Weekly blog #4 (week 8): 15/07 to 21/07

tomasb
Published: 07/21/2019

Hey. During week 8 I was working mostly on my own, since one of my mentors was on holidays. I did a few things, but on some days productivity or “throughput” just wasn’t good. Let me tell you about it.

 

Starting with text, I trained more text classifiers for manual tests, and opened a PR for the text codebase in ELI5 itself. In the codebase I did some refactoring and fixed broken image tests. I also added character-level explanations, and an option to remove pre-padding in text input.

 

Did I mention “character-level”? Indeed I managed to resolve last blog’s issue of low accuracy for a character-based network. Solution? Increase batch size from 30 to 500. http://theorangeduck.com/page/neural-network-not-working and http://karpathy.github.io/2019/04/25/recipe/ gave some ideas. (This fix was quite random and I got lucky, so I still have the problem of knowing how to train neural nets!)

 

I also trained a network with multiple LSTM layers. Training on CPU, first time things didn’t go past epoch 1. My sequences were way too long, so the solution was to reduce their length. In my case I found that LSTM’s realistically only work for about 100 tokens.

 

An interesting issue regarding refactoring the text codebase was to do with how to handle duplicate function arguments. Specifically we have a dispatcher function and multiple concrete functions. These concrete functions have unique arguments, but also share some. See https://github.com/TeamHG-Memex/eli5/blob/453b0da382db2507972cf31bb25e68dae5674b57/eli5/keras/explain_prediction.py for an example. I ended up not using any **kwargs magic and typed out all the arguments in the dispatcher and concrete functions myself (readable, but need to watch when making changes).

 

I followed through the PyTorch 60 minute blitz tutorial (mostly just copy pasting code and looking up docs for some objects).
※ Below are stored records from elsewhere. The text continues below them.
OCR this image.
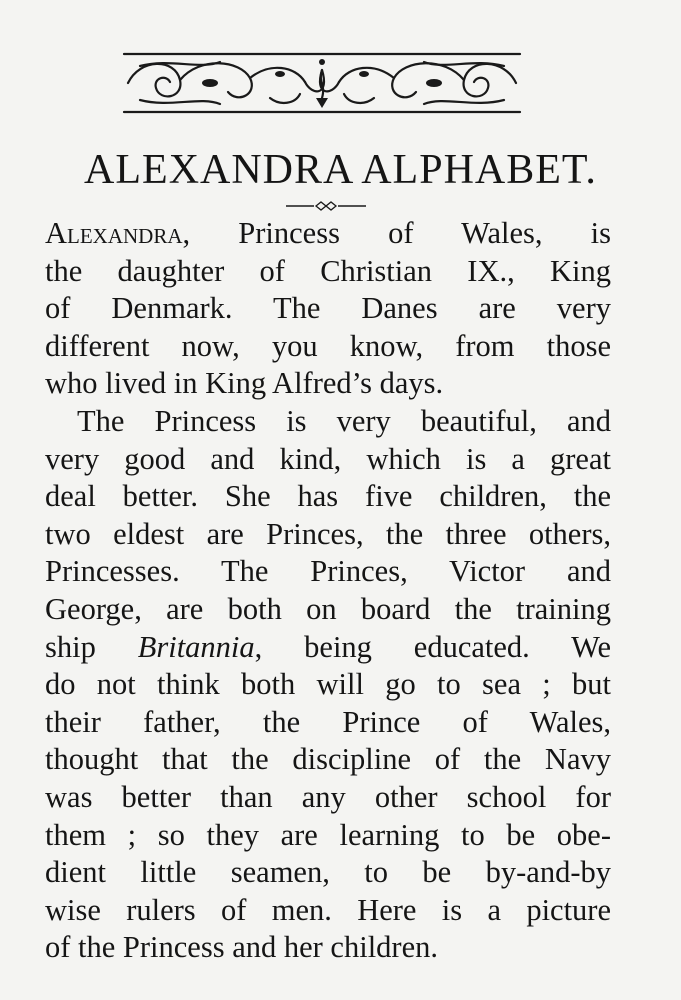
ALEXANDRA ALPHABET.
Alexandra, Princess of Wales, is
the daughter of Christian IX., King
of Denmark. The Danes are very
different now, you know, from those
who lived in King Alfred’s days.
The Princess is very beautiful, and
very good and kind, which is a great
deal better. She has five children, the
two eldest are Princes, the three others,
Princesses. The Princes, Victor and
George, are both on board the training
ship Britannia, being educated. We
do not think both will go to sea ; but
their father, the Prince of Wales,
thought that the discipline of the Navy
was better than any other school for
them ; so they are learning to be obe-
dient little seamen, to be by-and-by
wise rulers of men. Here is a picture
of the Princess and her children.
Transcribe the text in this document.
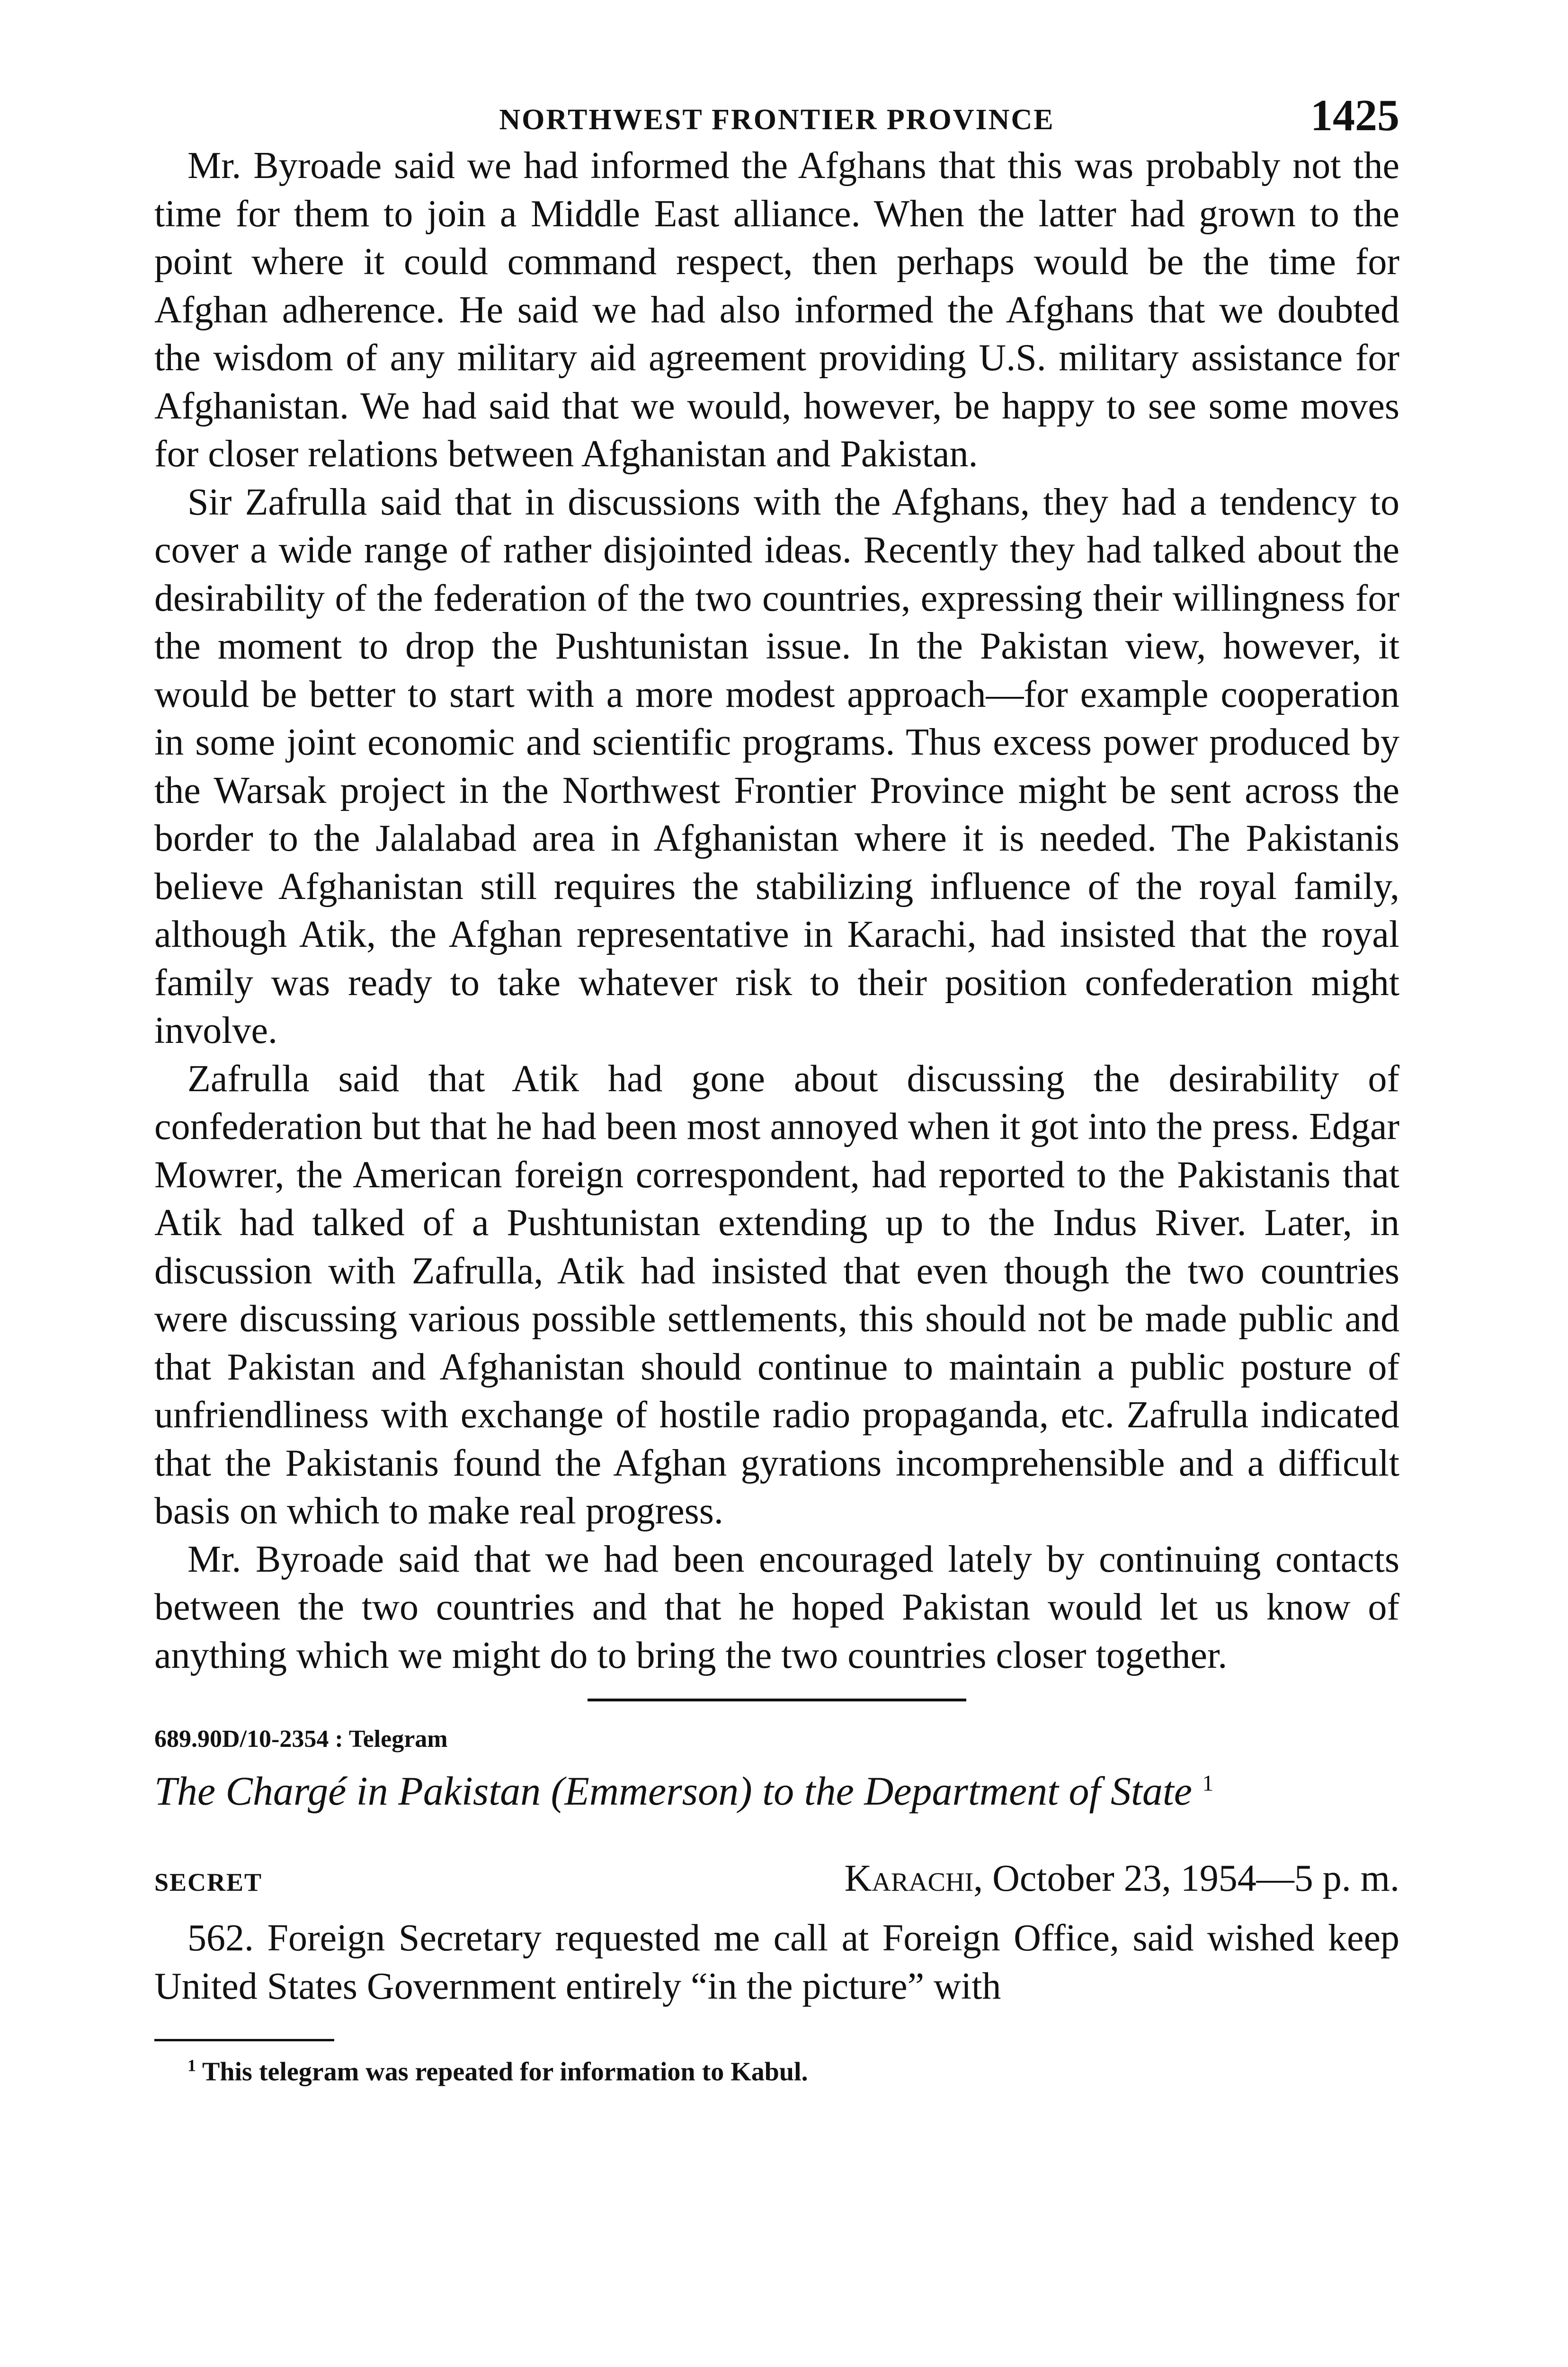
NORTHWEST FRONTIER PROVINCE	1425

Mr. Byroade said we had informed the Afghans that this was probably not the time for them to join a Middle East alliance. When the latter had grown to the point where it could command respect, then perhaps would be the time for Afghan adherence. He said we had also informed the Afghans that we doubted the wisdom of any military aid agreement providing U.S. military assistance for Afghanistan. We had said that we would, however, be happy to see some moves for closer relations between Afghanistan and Pakistan.

Sir Zafrulla said that in discussions with the Afghans, they had a tendency to cover a wide range of rather disjointed ideas. Recently they had talked about the desirability of the federation of the two countries, expressing their willingness for the moment to drop the Pushtunistan issue. In the Pakistan view, however, it would be better to start with a more modest approach—for example cooperation in some joint economic and scientific programs. Thus excess power produced by the Warsak project in the Northwest Frontier Province might be sent across the border to the Jalalabad area in Afghanistan where it is needed. The Pakistanis believe Afghanistan still requires the stabilizing influence of the royal family, although Atik, the Afghan representative in Karachi, had insisted that the royal family was ready to take whatever risk to their position confederation might involve.

Zafrulla said that Atik had gone about discussing the desirability of confederation but that he had been most annoyed when it got into the press. Edgar Mowrer, the American foreign correspondent, had reported to the Pakistanis that Atik had talked of a Pushtunistan extending up to the Indus River. Later, in discussion with Zafrulla, Atik had insisted that even though the two countries were discussing various possible settlements, this should not be made public and that Pakistan and Afghanistan should continue to maintain a public posture of unfriendliness with exchange of hostile radio propaganda, etc. Zafrulla indicated that the Pakistanis found the Afghan gyrations incomprehensible and a difficult basis on which to make real progress.

Mr. Byroade said that we had been encouraged lately by continuing contacts between the two countries and that he hoped Pakistan would let us know of anything which we might do to bring the two countries closer together.

689.90D/10-2354 : Telegram
The Chargé in Pakistan (Emmerson) to the Department of State $^1$
SECRET	Karachi, October 23, 1954—5 p. m.

562. Foreign Secretary requested me call at Foreign Office, said wished keep United States Government entirely “in the picture” with

$^1$ This telegram was repeated for information to Kabul.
I must admit that I didn’t understand autograd, and I will need to go through it more carefully for gradient calculations.

 

I went on to load a pretrained model from torchvision and the imagenet dataset (since the dataset is 150 GB, I loaded just a few local samples). I will use this set up when creating Grad-CAM code.

 

Workflow wise, I discovered that using the PYTHONPATH variable, for example running `PYTHONPATH=$PWD/SOMEPATH jupyter notebook` is a convenient way to make sure Python can find your local modules. This is much easier than relocating your scripts or modifying sys.path.

 

Work on first image PR has stopped. Improvements to it are now being done through the second text PR.

 

So what I could’ve done more productivity-wise? I wish I could’ve progressed the text PR more. It is in a very early WIP stage still, with no tests, docs, and sprinkled with TODO’s/FIXME’s. Regarding PyTorch I wish I could’ve coded some experimental Grad-CAM code. Overall it is hard to not get lazy when working without “checks”, like leaving a comment about what you are working on or syncing up in more detail during the week.

 

For next week we have a second evaluation. I heard that I will have to submit PR’s, so it would be good to do two things: open a PyTorch ‘WIP’ PR once I get some Grad-CAM code, and remove the ‘WIP’ label from the text PR.


 

That’s it for the week. Hope the next one is productive!